"Keeping the good guys good"
Flensburg, November 9, 2021. The European Ombudsman Emily O'Reilly has received today (9.11.) in Flensburg the "Europe Prize of the EUF - donated by the University Council" and endowed with 10,000 euros. The Irish-born, O’Reilly was awarded the prize "for her energetic and courageous commitment to more transparency, effectiveness and integrity of the EU bodies and institutions", it said in justification. Emily O'Reilly has confidently developed her office and thus contributed to the fact that the significance of the ombudsman's office has gained in stature and that the EU better lives up to the ideal of the rule of law and democratic procedures, explained Christian Scherf, chairman of the five-member University Council of the European University Flensburg (EUF), which donates the prize.

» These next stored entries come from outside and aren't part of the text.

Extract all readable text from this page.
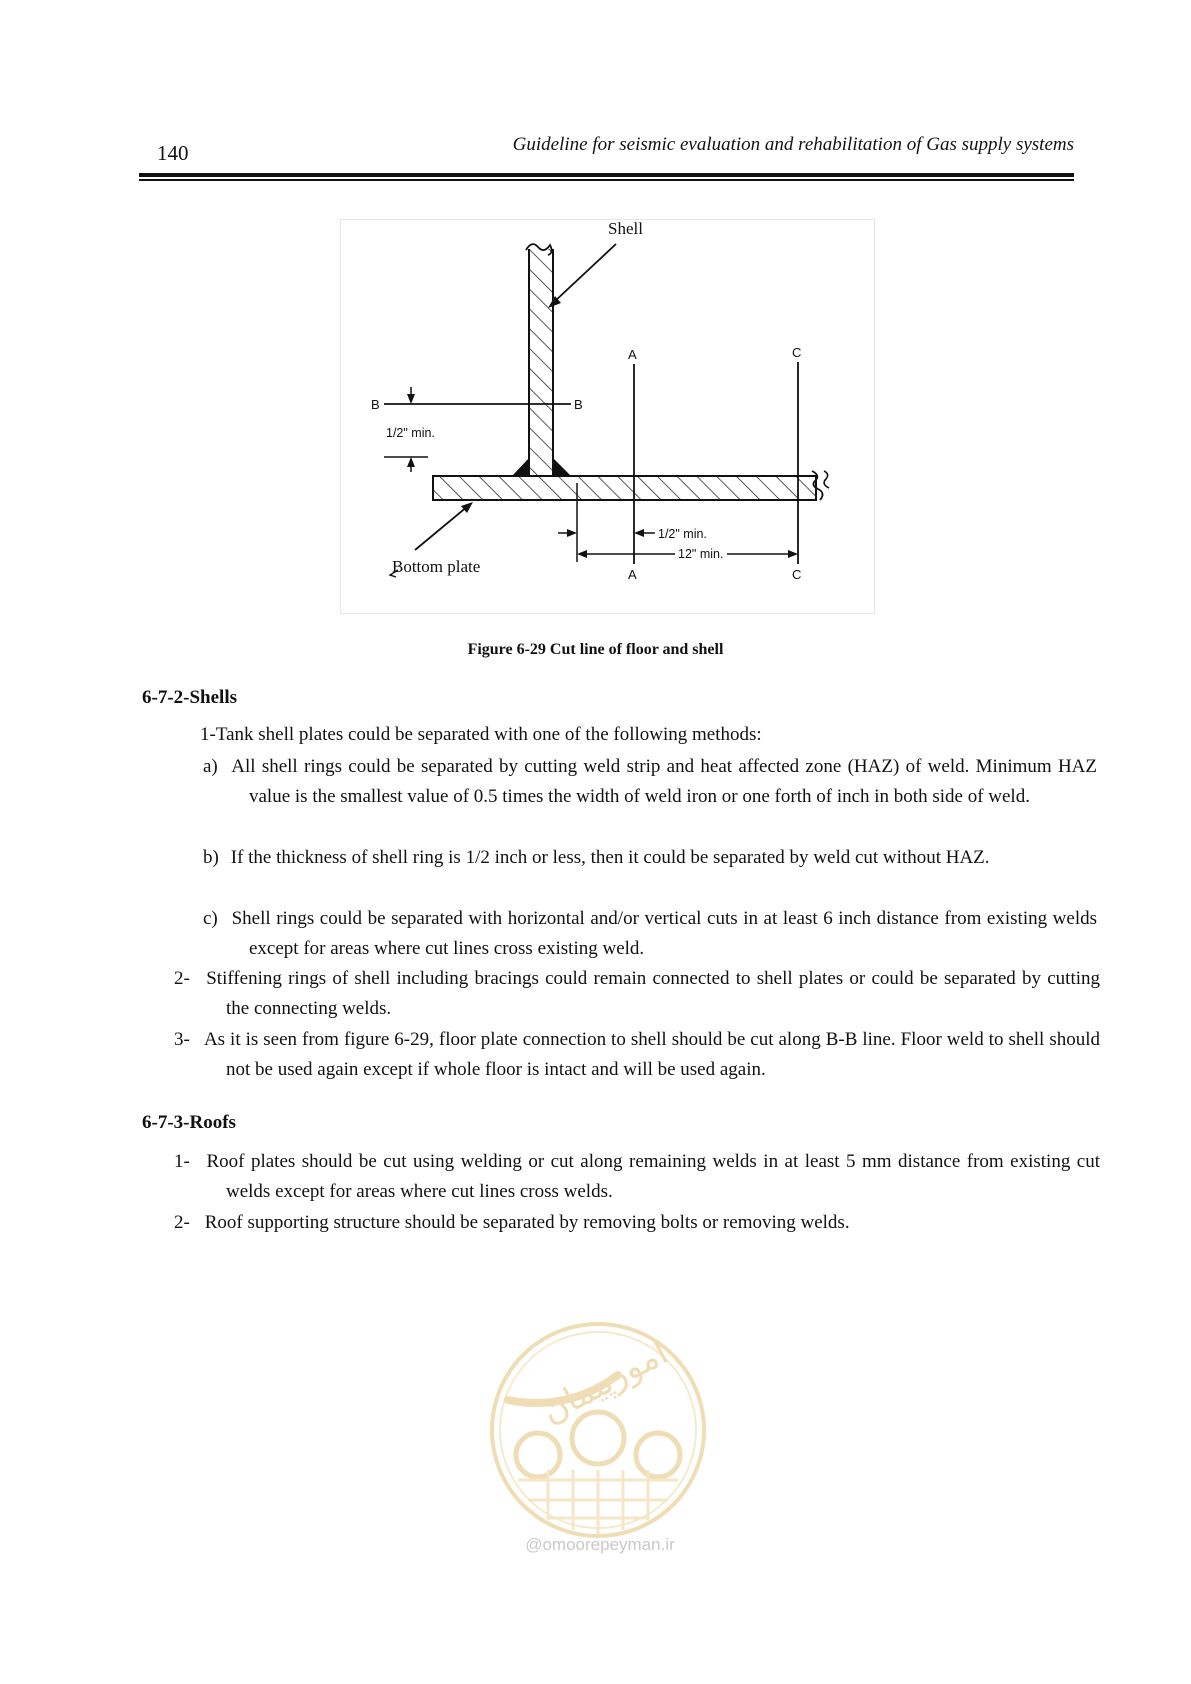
140	Guideline for seismic evaluation and rehabilitation of Gas supply systems
B	B
A
A
C
C
1/2" min.
1/2" min.
12" min.
Shell
Bottom plate
Figure 6-29 Cut line of floor and shell
6-7-2-Shells
1-Tank shell plates could be separated with one of the following methods:
a) All shell rings could be separated by cutting weld strip and heat affected zone (HAZ) of weld. Minimum HAZ value is the smallest value of 0.5 times the width of weld iron or one forth of inch in both side of weld.
b) If the thickness of shell ring is 1/2 inch or less, then it could be separated by weld cut without HAZ.
c) Shell rings could be separated with horizontal and/or vertical cuts in at least 6 inch distance from existing welds except for areas where cut lines cross existing weld.
2- Stiffening rings of shell including bracings could remain connected to shell plates or could be separated by cutting the connecting welds.
3- As it is seen from figure 6-29, floor plate connection to shell should be cut along B-B line. Floor weld to shell should not be used again except if whole floor is intact and will be used again.
6-7-3-Roofs
1- Roof plates should be cut using welding or cut along remaining welds in at least 5 mm distance from existing cut welds except for areas where cut lines cross welds.
2- Roof supporting structure should be separated by removing bolts or removing welds.
امورپیمان
@omoorepeyman.ir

In his laudation, journalist and author Heribert Prantl called Emily O'Reilly "the fearless" and compared her to the Irish fairy tale hero Lorenz Hulahan: "She drives away ghosts, she tames them, the ghosts today are called bureaucratism, intransparency, cronyism, they are called irresponsibility, and self-service mentality. All of this is a betrayal of European values." Her work, Prantl continued, "is precious and worthy of value: she is a European Ombudsman. As such, without being called that, she is also European Home Guardian and Commissioner for Strengthening Trust in the EU. She teaches that Europe is much more than the sum of its faults. Europe is a miracle. Emily O'Reilly seeks to heal the wounds inflicted on that miracle."
That the miracle of the European Union is vulnerable was also emphasized by Emily O'Reilly in her acceptance speech: "My work is also influenced by my very strong personal belief of the EU being a force for good in the world and therefore If I were to sum up my work using non legal language, I would say that I try to keep the good guys good."
University President Prof. Dr. Werner Reinhart pointed out that this work is not only necessary, but also difficult. "Those who encourage others sometimes need encouragement themselves. I wish that today's award will serve as encouragement to you, Ms. O'Reilly, and your team."
The Irish Ambassador to Germany, Dr. Nicholas O'Brien, recognized Emily O'Reilly as a great leader, saying, "Great leaders are visionary, committed and dedicated to a better future for those on whose behalf they work." Annabell Krämer, deputy president of the Schleswig-Holstein state parliament, also recognized the ombudswoman's commitment: "The 'Europe Award' could not do greater honor to its name than by being awarded today to a committed European with integrity like you."
Emily O’Reilly will donate the prize money to the charity Doctors Without Borders.
Emily O'Reilly, born in Tullamore, Ireland, in 1957, worked as a journalist, author and political editor before first being elected European Ombudsman in July 2013. Following the European Parliament elections, she was elected in December 2014 and again in December 2019 for a five-year term. As European Ombudsman, she investigates maladministration in the institutions and bodies of the European Union. For her work, she received the Schwarzkopf Europe Prize in 2017 and the Vision for Europe award from the European Summit in Prague in 2018.
From 2003 to 2013, Emily O'Reilly was the first Ombudsman and Data Protection Commissioner in Ireland. She was honored in 2008 with an honorary doctorate in law from the National University in Ireland for her work in promoting human rights throughout her professional career. In 2014, she received an honorary doctorate in law from University College Dublin for her decades of service as Ireland's Ombudsman.
Emily O'Reilly is the author of three books on Irish politics and media and a member of the International Advisory Board of the Nieman Foundation for Journalism at Harvard University. She was named Journalist of the Year in 1986 and 1994. Emily O'Reilly is married and has five children.
The "EUF Europe Prize - endowed by the University Council" was awarded for the first time in 2018. The first prize recipient was the Danish writer Carsten Jensen. The prize honors people who are committed to a strong and democratic Europe. The prize money of 10,000 Euros is donated by the EUF University Council. In return, the members waive the expense allowances to which they are entitled.